My headphones are in but it's almost a foreign motion these days, I use it just as a front now. No music is playing and I hardly notice. I've forgotten how common the constant lull of noise is in life.
Perpetual silence has become my every day reality.
I've learned a hard lesson in these last two months without power. No means to charge my laptop, limited internet access, darkness before 7pm, dead iPod and dead phone with no hope of distraction or entertainment. Budgeting my battery life means parting with playing music as I work or clean. I've endured many quiet nights by candle light, sorting through a laundry list of thoughts which seem to present itself best on a silent backdrop. I've faced what feels like utter nothingness and complete boredom as I fight to find something to pass the time.
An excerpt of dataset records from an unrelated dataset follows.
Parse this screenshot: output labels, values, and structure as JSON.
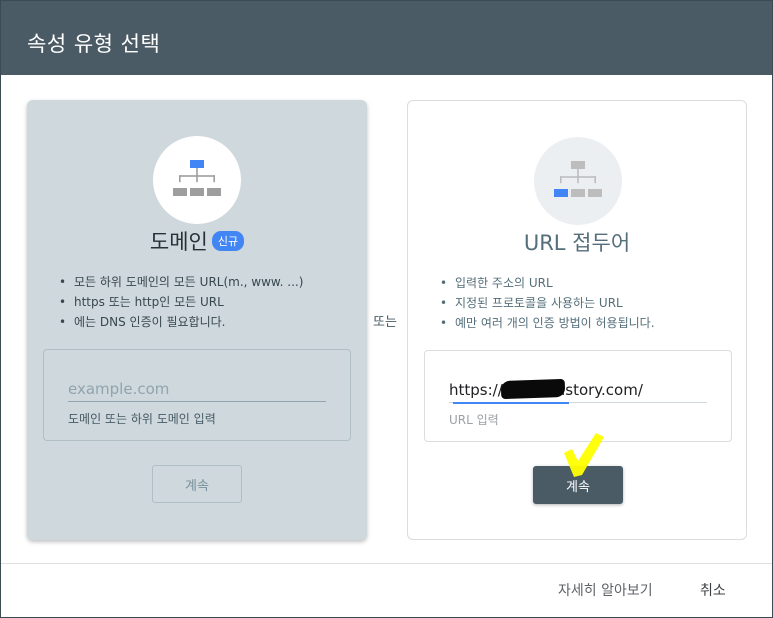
{
  "dialog": {
    "title": "속성 유형 선택"
  },
  "domain_card": {
    "title": "도메인",
    "badge": "신규",
    "bullets": [
      "모든 하위 도메인의 모든 URL(m., www. ...)",
      "https 또는 http인 모든 URL",
      "에는 DNS 인증이 필요합니다."
    ],
    "input": {
      "value": "",
      "placeholder": "example.com",
      "help": "도메인 또는 하위 도메인 입력"
    },
    "continue_label": "계속",
    "icon": "sitemap-icon"
  },
  "separator": {
    "label": "또는"
  },
  "url_card": {
    "title": "URL 접두어",
    "bullets": [
      "입력한 주소의 URL",
      "지정된 프로토콜을 사용하는 URL",
      "예만 여러 개의 인증 방법이 허용됩니다."
    ],
    "input": {
      "value": "https://          .tistory.com/",
      "help": "URL 입력"
    },
    "continue_label": "계속",
    "icon": "sitemap-icon"
  },
  "footer": {
    "learn_more": "자세히 알아보기",
    "cancel": "취소"
  },
  "colors": {
    "header_bg": "#4b5b66",
    "domain_card_bg": "#cfd8dc",
    "accent_blue": "#4285f4",
    "primary_button": "#4b5b66",
    "highlight_yellow": "#ffff00"
  }
}
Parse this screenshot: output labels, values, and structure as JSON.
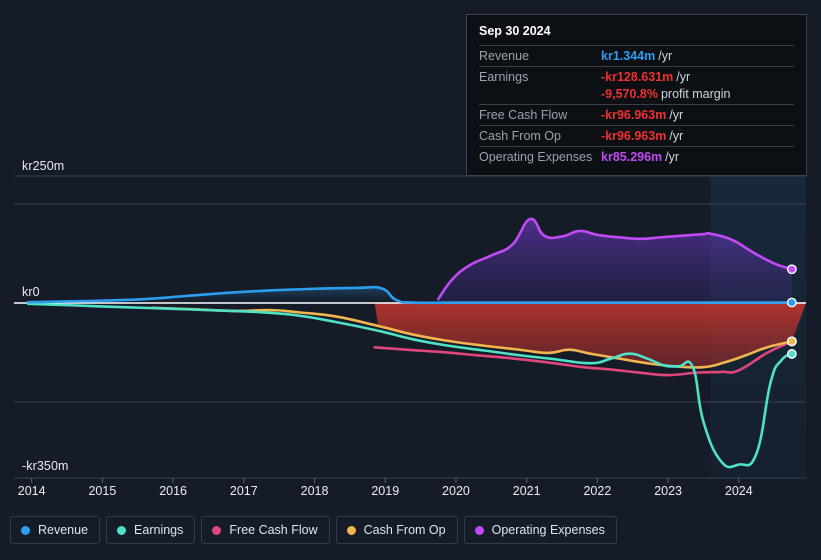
{
  "chart_data": {
    "type": "area",
    "title": "",
    "xlabel": "",
    "ylabel": "",
    "currency_prefix": "kr",
    "ylim": [
      -350,
      250
    ],
    "y_ticks": [
      {
        "label": "kr250m",
        "value": 250
      },
      {
        "label": "kr0",
        "value": 0
      },
      {
        "label": "-kr350m",
        "value": -350
      }
    ],
    "grid": true,
    "legend_position": "bottom",
    "x_ticks": [
      "2014",
      "2015",
      "2016",
      "2017",
      "2018",
      "2019",
      "2020",
      "2021",
      "2022",
      "2023",
      "2024"
    ],
    "x_range": [
      2013.75,
      2024.95
    ],
    "forecast_boundary": "2023.6",
    "series": [
      {
        "name": "Revenue",
        "color": "#2c9ef0",
        "points": [
          [
            2013.95,
            2
          ],
          [
            2014.5,
            4
          ],
          [
            2015.0,
            6
          ],
          [
            2015.6,
            10
          ],
          [
            2016.2,
            18
          ],
          [
            2016.8,
            26
          ],
          [
            2017.4,
            32
          ],
          [
            2018.0,
            36
          ],
          [
            2018.6,
            38
          ],
          [
            2018.95,
            37
          ],
          [
            2019.15,
            8
          ],
          [
            2019.4,
            1
          ],
          [
            2020.0,
            1
          ],
          [
            2021.0,
            1
          ],
          [
            2022.0,
            1
          ],
          [
            2023.0,
            1
          ],
          [
            2023.6,
            1
          ],
          [
            2024.0,
            1
          ],
          [
            2024.75,
            1.344
          ]
        ]
      },
      {
        "name": "Earnings",
        "color": "#4fe0c8",
        "points": [
          [
            2013.95,
            -2
          ],
          [
            2014.6,
            -6
          ],
          [
            2015.2,
            -10
          ],
          [
            2015.9,
            -14
          ],
          [
            2016.5,
            -18
          ],
          [
            2017.1,
            -22
          ],
          [
            2017.7,
            -30
          ],
          [
            2018.3,
            -48
          ],
          [
            2018.9,
            -70
          ],
          [
            2019.4,
            -92
          ],
          [
            2019.9,
            -108
          ],
          [
            2020.4,
            -120
          ],
          [
            2020.9,
            -132
          ],
          [
            2021.4,
            -142
          ],
          [
            2021.9,
            -152
          ],
          [
            2022.2,
            -140
          ],
          [
            2022.45,
            -128
          ],
          [
            2022.7,
            -140
          ],
          [
            2022.95,
            -158
          ],
          [
            2023.15,
            -160
          ],
          [
            2023.35,
            -162
          ],
          [
            2023.5,
            -300
          ],
          [
            2023.75,
            -400
          ],
          [
            2024.0,
            -408
          ],
          [
            2024.25,
            -380
          ],
          [
            2024.45,
            -200
          ],
          [
            2024.6,
            -145
          ],
          [
            2024.75,
            -128.631
          ]
        ]
      },
      {
        "name": "Free Cash Flow",
        "color": "#e0457b",
        "points": [
          [
            2018.85,
            -112
          ],
          [
            2019.3,
            -118
          ],
          [
            2019.8,
            -124
          ],
          [
            2020.3,
            -132
          ],
          [
            2020.8,
            -140
          ],
          [
            2021.3,
            -150
          ],
          [
            2021.8,
            -162
          ],
          [
            2022.2,
            -168
          ],
          [
            2022.6,
            -176
          ],
          [
            2023.0,
            -182
          ],
          [
            2023.4,
            -176
          ],
          [
            2023.75,
            -174
          ],
          [
            2024.0,
            -170
          ],
          [
            2024.4,
            -126
          ],
          [
            2024.75,
            -96.963
          ]
        ]
      },
      {
        "name": "Cash From Op",
        "color": "#f0b450",
        "points": [
          [
            2015.7,
            -12
          ],
          [
            2016.3,
            -16
          ],
          [
            2016.9,
            -20
          ],
          [
            2017.4,
            -18
          ],
          [
            2017.8,
            -24
          ],
          [
            2018.3,
            -34
          ],
          [
            2018.9,
            -58
          ],
          [
            2019.4,
            -80
          ],
          [
            2019.9,
            -96
          ],
          [
            2020.4,
            -108
          ],
          [
            2020.9,
            -118
          ],
          [
            2021.3,
            -126
          ],
          [
            2021.6,
            -118
          ],
          [
            2021.9,
            -128
          ],
          [
            2022.3,
            -140
          ],
          [
            2022.7,
            -152
          ],
          [
            2023.1,
            -160
          ],
          [
            2023.5,
            -162
          ],
          [
            2023.8,
            -150
          ],
          [
            2024.1,
            -132
          ],
          [
            2024.4,
            -112
          ],
          [
            2024.75,
            -96.963
          ]
        ]
      },
      {
        "name": "Operating Expenses",
        "color": "#c04bf5",
        "points": [
          [
            2019.75,
            10
          ],
          [
            2019.95,
            60
          ],
          [
            2020.2,
            96
          ],
          [
            2020.5,
            120
          ],
          [
            2020.8,
            148
          ],
          [
            2021.05,
            212
          ],
          [
            2021.25,
            170
          ],
          [
            2021.5,
            168
          ],
          [
            2021.75,
            182
          ],
          [
            2022.0,
            172
          ],
          [
            2022.3,
            166
          ],
          [
            2022.6,
            162
          ],
          [
            2022.9,
            166
          ],
          [
            2023.2,
            170
          ],
          [
            2023.5,
            174
          ],
          [
            2023.6,
            175
          ],
          [
            2023.9,
            160
          ],
          [
            2024.2,
            128
          ],
          [
            2024.5,
            100
          ],
          [
            2024.75,
            85.296
          ]
        ]
      }
    ]
  },
  "tooltip": {
    "date": "Sep 30 2024",
    "rows": [
      {
        "key": "Revenue",
        "value": "kr1.344m",
        "unit": "/yr",
        "color_class": "v-blue"
      },
      {
        "key": "Earnings",
        "value": "-kr128.631m",
        "unit": "/yr",
        "color_class": "v-red"
      },
      {
        "key": "",
        "value": "-9,570.8%",
        "unit": "profit margin",
        "color_class": "v-red"
      },
      {
        "key": "Free Cash Flow",
        "value": "-kr96.963m",
        "unit": "/yr",
        "color_class": "v-red"
      },
      {
        "key": "Cash From Op",
        "value": "-kr96.963m",
        "unit": "/yr",
        "color_class": "v-red"
      },
      {
        "key": "Operating Expenses",
        "value": "kr85.296m",
        "unit": "/yr",
        "color_class": "v-purple"
      }
    ]
  },
  "legend": {
    "items": [
      {
        "label": "Revenue",
        "color": "#2c9ef0"
      },
      {
        "label": "Earnings",
        "color": "#4fe0c8"
      },
      {
        "label": "Free Cash Flow",
        "color": "#e0457b"
      },
      {
        "label": "Cash From Op",
        "color": "#f0b450"
      },
      {
        "label": "Operating Expenses",
        "color": "#c04bf5"
      }
    ]
  }
}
Most of all, I've learned what it takes to embrace silence.
Within the first month of moving here to the north, a place in which I have no history, my two fellow housemates traveled back to Hoima from where we came. I was left alone in a house with over 9 rooms and a compound that could swallow a small duplex in America. No power, no person, no entertainment, no other option. Silence felt like a madness the first few days. How I was longing for deeper human connection than the strangers I was just beginning to know. How I dreamt of calling my loved ones back home, talking over the small nuances of the day, over the new things I was learning or maybe the challenges I was facing. I spent much time imagining what my friends were doing, wishing I had a way to distract myself and feeling the frustration of having something that I felt entitled to withheld. I wasted a lot of time running from silence.
When silence speaks she tells us of the everyday joys that are awaiting. Of the simplicity longing to be held and the power of a quiet moment within our hearts.
I'm learning to see silence as an opportunity to listen. To hear what my heart says. To sieve through the clutter of self-entitlement, disappointment and discouragement and to cling tightly to words of hope and faith. I'm learning to listen to the Spirit of God, to take more time in prayer and to truly enjoy every moment in His presence. Silence has taught me great appreciation for prolonged simplicity. We can praise simplicity when it's convenient but once you find yourself stumbling around after your candle has gone out, or needing to reply pressing emails, it seems to be another story. I've learned deep gratitude for the moments I do have to use my computer, to post a picture or reply to a friend.
I'm learning how to still my mind from all the worries of the day. I've grown to love belaboring in the afternoons, barefooted in the dirt, preparing the land for the quiet dreams that God is speaking to me. I can sit and watch my chicken scour the land and find perfect pleasure in doing so.
I'm learning to be present and unafraid of what silence is speaking.